A reading path is a term used by Gunther Kress in Literacy in the New Media Age (2003). According to Kress, a professor of English Education at the University of London, a reading path is the way that the text, or text plus other features, can determine or order the way that we read it. In a linear, written text, the reader makes sense of the text according to the arrangement of the words, both grammatically and syntactically. In such a reading path, there is a sequential time to the text. In contrast, with non-linear text, such as the text found when reading a computer screen, where text is often combined with visual elements, the reading path is non-linear and non-sequential. Kress suggests that reading paths that contain visual images are more open to interpretation and the reader's construction of meaning. This is part of the "semiotic work" that we do as a reader.

==Linear reading path==

An example of a linear reading path might be a textbook, with pictures, or paragraphs where the reader is led to assume cause-and-effect sequences, for example. Speech is also a linear path because the path is more "set". according to Kress.

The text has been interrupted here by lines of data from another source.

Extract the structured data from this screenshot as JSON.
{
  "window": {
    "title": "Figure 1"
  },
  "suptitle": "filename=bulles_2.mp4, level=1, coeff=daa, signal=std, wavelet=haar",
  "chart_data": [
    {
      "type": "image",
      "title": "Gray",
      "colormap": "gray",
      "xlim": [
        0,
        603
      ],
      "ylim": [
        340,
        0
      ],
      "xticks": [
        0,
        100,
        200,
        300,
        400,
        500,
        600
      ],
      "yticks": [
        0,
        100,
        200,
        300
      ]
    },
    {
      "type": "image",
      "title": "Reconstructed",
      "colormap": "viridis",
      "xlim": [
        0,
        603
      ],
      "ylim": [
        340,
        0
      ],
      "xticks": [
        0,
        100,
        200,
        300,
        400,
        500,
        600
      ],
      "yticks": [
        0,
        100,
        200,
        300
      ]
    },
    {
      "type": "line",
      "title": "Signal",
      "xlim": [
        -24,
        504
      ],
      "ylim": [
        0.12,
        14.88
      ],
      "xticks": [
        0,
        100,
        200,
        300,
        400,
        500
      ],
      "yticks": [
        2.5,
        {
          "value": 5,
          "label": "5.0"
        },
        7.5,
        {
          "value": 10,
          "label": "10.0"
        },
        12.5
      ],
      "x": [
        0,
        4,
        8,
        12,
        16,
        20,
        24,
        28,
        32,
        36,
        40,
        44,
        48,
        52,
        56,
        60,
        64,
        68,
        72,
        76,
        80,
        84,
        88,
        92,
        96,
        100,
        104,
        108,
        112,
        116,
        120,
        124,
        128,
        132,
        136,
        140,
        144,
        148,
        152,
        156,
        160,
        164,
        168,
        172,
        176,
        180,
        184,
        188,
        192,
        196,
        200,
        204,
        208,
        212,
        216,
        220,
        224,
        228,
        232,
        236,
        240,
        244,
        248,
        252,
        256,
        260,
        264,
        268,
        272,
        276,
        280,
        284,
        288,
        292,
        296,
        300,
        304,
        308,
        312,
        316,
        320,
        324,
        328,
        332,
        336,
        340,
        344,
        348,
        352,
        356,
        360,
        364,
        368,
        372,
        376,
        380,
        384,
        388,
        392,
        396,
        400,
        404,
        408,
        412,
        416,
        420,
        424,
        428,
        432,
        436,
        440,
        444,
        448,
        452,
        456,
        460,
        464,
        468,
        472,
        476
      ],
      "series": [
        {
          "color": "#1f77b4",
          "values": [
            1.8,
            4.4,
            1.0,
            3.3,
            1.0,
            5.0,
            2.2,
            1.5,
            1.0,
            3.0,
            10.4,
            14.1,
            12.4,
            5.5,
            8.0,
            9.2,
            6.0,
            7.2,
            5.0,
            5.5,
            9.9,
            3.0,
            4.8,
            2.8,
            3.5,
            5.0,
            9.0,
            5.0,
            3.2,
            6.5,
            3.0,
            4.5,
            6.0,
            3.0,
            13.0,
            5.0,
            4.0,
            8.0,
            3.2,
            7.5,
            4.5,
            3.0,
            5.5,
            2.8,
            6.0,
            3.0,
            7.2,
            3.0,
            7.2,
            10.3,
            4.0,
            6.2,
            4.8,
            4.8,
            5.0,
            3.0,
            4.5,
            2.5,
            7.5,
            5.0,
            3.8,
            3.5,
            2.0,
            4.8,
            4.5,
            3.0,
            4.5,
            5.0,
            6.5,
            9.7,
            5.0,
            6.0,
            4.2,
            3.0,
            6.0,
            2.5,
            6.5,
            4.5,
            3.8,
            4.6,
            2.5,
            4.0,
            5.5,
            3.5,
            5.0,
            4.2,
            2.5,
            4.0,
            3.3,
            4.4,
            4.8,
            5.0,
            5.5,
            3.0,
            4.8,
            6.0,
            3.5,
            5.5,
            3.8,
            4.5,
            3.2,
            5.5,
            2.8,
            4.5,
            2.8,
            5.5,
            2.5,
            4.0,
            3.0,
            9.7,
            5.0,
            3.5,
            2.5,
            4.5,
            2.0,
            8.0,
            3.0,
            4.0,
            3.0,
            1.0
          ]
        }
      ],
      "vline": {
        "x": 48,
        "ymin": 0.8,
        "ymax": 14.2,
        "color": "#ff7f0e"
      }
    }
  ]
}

==Non-linear reading path==

An example of a non-linear reading path might be a text that has images alongside it. Kress argues that this different mode yields a different affordance; the visual image allows for open interpretation. A concrete example on paper might be a diagram such as a flow chart or graphic organizers. In such multi-modal texts, the reading path is much less linear and more open to the reader's interpretation.

The idea that reading paths differ according to evolving, emerging, multi-modal texts, are part of the New literacy studies, visual rhetoric, and the concept of multiliteracies.